I'm working on a project for a bioinformatics class. We are given various DNA strings and an integer k for the project. The project's goal is to identify a K-mer motif that minimises the total of the hamming distances between the motif and each DNA strand.
So, first, look at the lines of code that Python skipped:
print('BBBBBBBBBBBBBB')
distance = 120000000000000000000000000000
print('distance=')
print(distance)
Median = []
pattern = []
sumHD = 0
The lines that were executed:
for i in range (0, 6**k-1):
pattern = NumberToPattern(i,k)
print('this is pattern')
print (pattern)
sumHD = sumOfMinHD(pattern,seqLines)
print('sumHD=',type(sumHD))
print(sumHD)
print('distance=',type(distance))
print(distance)
if distance > sumHD:
print('distance>sumOfMinHD')
distance = sumOfMinHD(pattern,seqLines)
Median = pattern
print('distance=')
print(distance)
else:
print('distance is <=sumOfMinHD')
The complete code (pseudocode credit: University of California San Diego's Discovering Hidden Messages in DNA (Bioinformatics I)):
print ('this is sum Of MinHD')
print (sumHD)
return sumHD
######################
def MedianString(seqLines,k):
print('BBBBBBBBBBBBBB')
distance = 1200000000000000000000000000
print('distance=')
print(distance)
Median = []
pattern = []
sumHD = 0
for i in range (0, 6**k-1):
pattern = NumberToPattern(i,k)
print('this is pattern')
print (pattern)
sumHD = sumOMinHD(pattern,seqLines)
print('sumHD=',type(sumHD))
print(sumHD)
print('distance=',type(distance))
print(distance)
if distance > sumHD:
print('distance>sumOfMinHD')
distance = sumOfMinHD(pattern,seqLines)
Median = pattern
print('distance=')
print(distance)
else:
print('distance is <=sumOfMinHD')
return Median
####################
Median = MedianString(seqLines,k)
print ('this is MedianString')
print (Median)
Finally, the console of the loop's last recursion in MedianString(seqLines,k):
this is pattern
TTG
['AAATTGACGCAT', 'GACGACCACGTT', 'CGTCAGCGCCTG', 'GCTGAGCACCGG', 'AGTACGGGACAG']
this is minHD and Motif
[0, 'TTG']
this is minHD and Motif
[2, 'ACG']
this is minHD and Motif
[1, 'CTG']
this is minHD and Motif
[1, 'CTG']
this is sum Of MinHD
6
sumHD= <class 'int'>
6
distance= <class 'int'>
4
distance is <=sumOfMinHD
this is MedianString
ACC
For the task, I created the method MedianString(seqLines,k)

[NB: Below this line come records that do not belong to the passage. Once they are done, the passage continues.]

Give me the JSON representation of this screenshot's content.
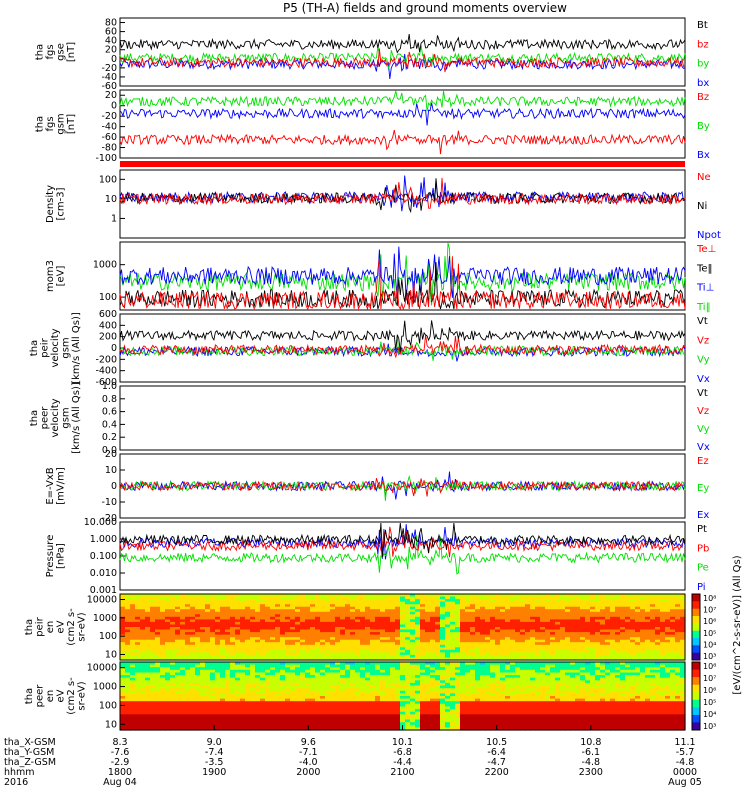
{
  "title": "P5 (TH-A) fields and ground moments overview",
  "colors": {
    "black": "#000000",
    "red": "#ff0000",
    "green": "#00e000",
    "blue": "#0000ff"
  },
  "chart_data": [
    {
      "type": "line",
      "ylabel": [
        "tha",
        "fgs",
        "gse",
        "[nT]"
      ],
      "ylim": [
        -60,
        90
      ],
      "yticks": [
        {
          "v": 80,
          "l": "80"
        },
        {
          "v": 60,
          "l": "60"
        },
        {
          "v": 40,
          "l": "40"
        },
        {
          "v": 20,
          "l": "20"
        },
        {
          "v": 0,
          "l": "0"
        },
        {
          "v": -20,
          "l": "-20"
        },
        {
          "v": -40,
          "l": "-40"
        },
        {
          "v": -60,
          "l": "-60"
        }
      ],
      "series": [
        {
          "name": "Bt",
          "color": "black",
          "base": 32
        },
        {
          "name": "bz",
          "color": "red",
          "base": -8
        },
        {
          "name": "by",
          "color": "green",
          "base": 2
        },
        {
          "name": "bx",
          "color": "blue",
          "base": -12
        }
      ]
    },
    {
      "type": "line",
      "ylabel": [
        "tha",
        "fgs",
        "gsm",
        "[nT]"
      ],
      "ylim": [
        -100,
        30
      ],
      "yticks": [
        {
          "v": 20,
          "l": "20"
        },
        {
          "v": 0,
          "l": "0"
        },
        {
          "v": -20,
          "l": "-20"
        },
        {
          "v": -40,
          "l": "-40"
        },
        {
          "v": -60,
          "l": "-60"
        },
        {
          "v": -80,
          "l": "-80"
        },
        {
          "v": -100,
          "l": "-100"
        }
      ],
      "series": [
        {
          "name": "Bz",
          "color": "red",
          "base": -65
        },
        {
          "name": "By",
          "color": "green",
          "base": 8
        },
        {
          "name": "Bx",
          "color": "blue",
          "base": -15
        }
      ]
    },
    {
      "type": "line",
      "ylabel": [
        "Density",
        "[cm-3]"
      ],
      "log": true,
      "ylim": [
        0.1,
        300
      ],
      "yticks": [
        {
          "v": 100,
          "l": "100"
        },
        {
          "v": 10,
          "l": "10"
        },
        {
          "v": 1,
          "l": "1"
        }
      ],
      "series": [
        {
          "name": "Ne",
          "color": "red",
          "base": 10
        },
        {
          "name": "Ni",
          "color": "black",
          "base": 11
        },
        {
          "name": "Npot",
          "color": "blue",
          "base": 12
        }
      ]
    },
    {
      "type": "line",
      "ylabel": [
        "mom3",
        "[eV]"
      ],
      "log": true,
      "ylim": [
        40,
        5000
      ],
      "yticks": [
        {
          "v": 1000,
          "l": "1000"
        },
        {
          "v": 100,
          "l": "100"
        }
      ],
      "series": [
        {
          "name": "Te⊥",
          "color": "red",
          "base": 80
        },
        {
          "name": "Te‖",
          "color": "black",
          "base": 90
        },
        {
          "name": "Ti⊥",
          "color": "blue",
          "base": 450
        },
        {
          "name": "Ti‖",
          "color": "green",
          "base": 300
        }
      ]
    },
    {
      "type": "line",
      "ylabel": [
        "tha",
        "peir",
        "velocity",
        "gsm",
        "[km/s (All Qs)]"
      ],
      "ylim": [
        -600,
        600
      ],
      "yticks": [
        {
          "v": 600,
          "l": "600"
        },
        {
          "v": 400,
          "l": "400"
        },
        {
          "v": 200,
          "l": "200"
        },
        {
          "v": 0,
          "l": "0"
        },
        {
          "v": -200,
          "l": "-200"
        },
        {
          "v": -400,
          "l": "-400"
        },
        {
          "v": -600,
          "l": "-600"
        }
      ],
      "series": [
        {
          "name": "Vt",
          "color": "black",
          "base": 220
        },
        {
          "name": "Vz",
          "color": "red",
          "base": -30
        },
        {
          "name": "Vy",
          "color": "green",
          "base": -50
        },
        {
          "name": "Vx",
          "color": "blue",
          "base": -60
        }
      ]
    },
    {
      "type": "line",
      "ylabel": [
        "tha",
        "peer",
        "velocity",
        "gsm",
        "[km/s (All Qs)]"
      ],
      "ylim": [
        0,
        1
      ],
      "yticks": [
        {
          "v": 1,
          "l": "1.0"
        },
        {
          "v": 0.8,
          "l": "0.8"
        },
        {
          "v": 0.6,
          "l": "0.6"
        },
        {
          "v": 0.4,
          "l": "0.4"
        },
        {
          "v": 0.2,
          "l": "0.2"
        },
        {
          "v": 0,
          "l": "0.0"
        }
      ],
      "series": [
        {
          "name": "Vt",
          "color": "black"
        },
        {
          "name": "Vz",
          "color": "red"
        },
        {
          "name": "Vy",
          "color": "green"
        },
        {
          "name": "Vx",
          "color": "blue"
        }
      ]
    },
    {
      "type": "line",
      "ylabel": [
        "E=-VxB",
        "[mV/m]"
      ],
      "ylim": [
        -20,
        20
      ],
      "yticks": [
        {
          "v": 20,
          "l": "20"
        },
        {
          "v": 10,
          "l": "10"
        },
        {
          "v": 0,
          "l": "0"
        },
        {
          "v": -10,
          "l": "-10"
        },
        {
          "v": -20,
          "l": "-20"
        }
      ],
      "series": [
        {
          "name": "Ez",
          "color": "red",
          "base": 0
        },
        {
          "name": "Ey",
          "color": "green",
          "base": 0
        },
        {
          "name": "Ex",
          "color": "blue",
          "base": 0
        }
      ]
    },
    {
      "type": "line",
      "ylabel": [
        "Pressure",
        "[nPa]"
      ],
      "log": true,
      "ylim": [
        0.001,
        10
      ],
      "yticks": [
        {
          "v": 10,
          "l": "10.000"
        },
        {
          "v": 1,
          "l": "1.000"
        },
        {
          "v": 0.1,
          "l": "0.100"
        },
        {
          "v": 0.01,
          "l": "0.010"
        },
        {
          "v": 0.001,
          "l": "0.001"
        }
      ],
      "series": [
        {
          "name": "Pt",
          "color": "black",
          "base": 0.9
        },
        {
          "name": "Pb",
          "color": "red",
          "base": 0.4
        },
        {
          "name": "Pe",
          "color": "green",
          "base": 0.08
        },
        {
          "name": "Pi",
          "color": "blue",
          "base": 0.6
        }
      ]
    },
    {
      "type": "heatmap",
      "ylabel": [
        "tha",
        "peir",
        "en",
        "eV",
        "(cm2 s-",
        "sr-eV)"
      ],
      "log": true,
      "ylim": [
        5,
        20000
      ],
      "yticks": [
        {
          "v": 10000,
          "l": "10000"
        },
        {
          "v": 1000,
          "l": "1000"
        },
        {
          "v": 100,
          "l": "100"
        },
        {
          "v": 10,
          "l": "10"
        }
      ]
    },
    {
      "type": "heatmap",
      "ylabel": [
        "tha",
        "peer",
        "en",
        "eV",
        "(cm2 s-",
        "sr-eV)"
      ],
      "log": true,
      "ylim": [
        5,
        20000
      ],
      "yticks": [
        {
          "v": 10000,
          "l": "10000"
        },
        {
          "v": 1000,
          "l": "1000"
        },
        {
          "v": 100,
          "l": "100"
        },
        {
          "v": 10,
          "l": "10"
        }
      ]
    }
  ],
  "colorbar": {
    "label": "[eV/(cm^2-s-sr-eV)] (All Qs)",
    "ticks_upper": [
      "10⁸",
      "10⁷",
      "10⁶",
      "10⁵",
      "10⁴",
      "10³"
    ],
    "ticks_lower": [
      "10⁸",
      "10⁷",
      "10⁶",
      "10⁵",
      "10⁴",
      "10³"
    ]
  },
  "x_axis": {
    "row_labels": [
      "tha_X-GSM",
      "tha_Y-GSM",
      "tha_Z-GSM",
      "hhmm",
      "2016"
    ],
    "ticks": [
      {
        "x": "8.3",
        "y": "-7.6",
        "z": "-2.9",
        "t": "1800",
        "d": "Aug 04"
      },
      {
        "x": "9.0",
        "y": "-7.4",
        "z": "-3.5",
        "t": "1900",
        "d": ""
      },
      {
        "x": "9.6",
        "y": "-7.1",
        "z": "-4.0",
        "t": "2000",
        "d": ""
      },
      {
        "x": "10.1",
        "y": "-6.8",
        "z": "-4.4",
        "t": "2100",
        "d": ""
      },
      {
        "x": "10.5",
        "y": "-6.4",
        "z": "-4.7",
        "t": "2200",
        "d": ""
      },
      {
        "x": "10.8",
        "y": "-6.1",
        "z": "-4.8",
        "t": "2300",
        "d": ""
      },
      {
        "x": "11.1",
        "y": "-5.7",
        "z": "-4.8",
        "t": "0000",
        "d": "Aug 05"
      }
    ]
  }
}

. Initial values for were first assigned to a few variables in the code, and then a for loop was introduced. When I execute the function, Python appears to skip the lines preceding the loop and runs directly what is within the loop, as shown in this example. So I tried searching online for a possible reason of the problem and came across some comparable talks, but none of them seemed to apply to my situation. I'm completely lost...
Are you executing this in a notebook or as a standalone script? It seems like something is missing, as you have a return statement in the first three lines above your function definition. Also, basic python questions are best asked elsewhere (e.g. stackexchange).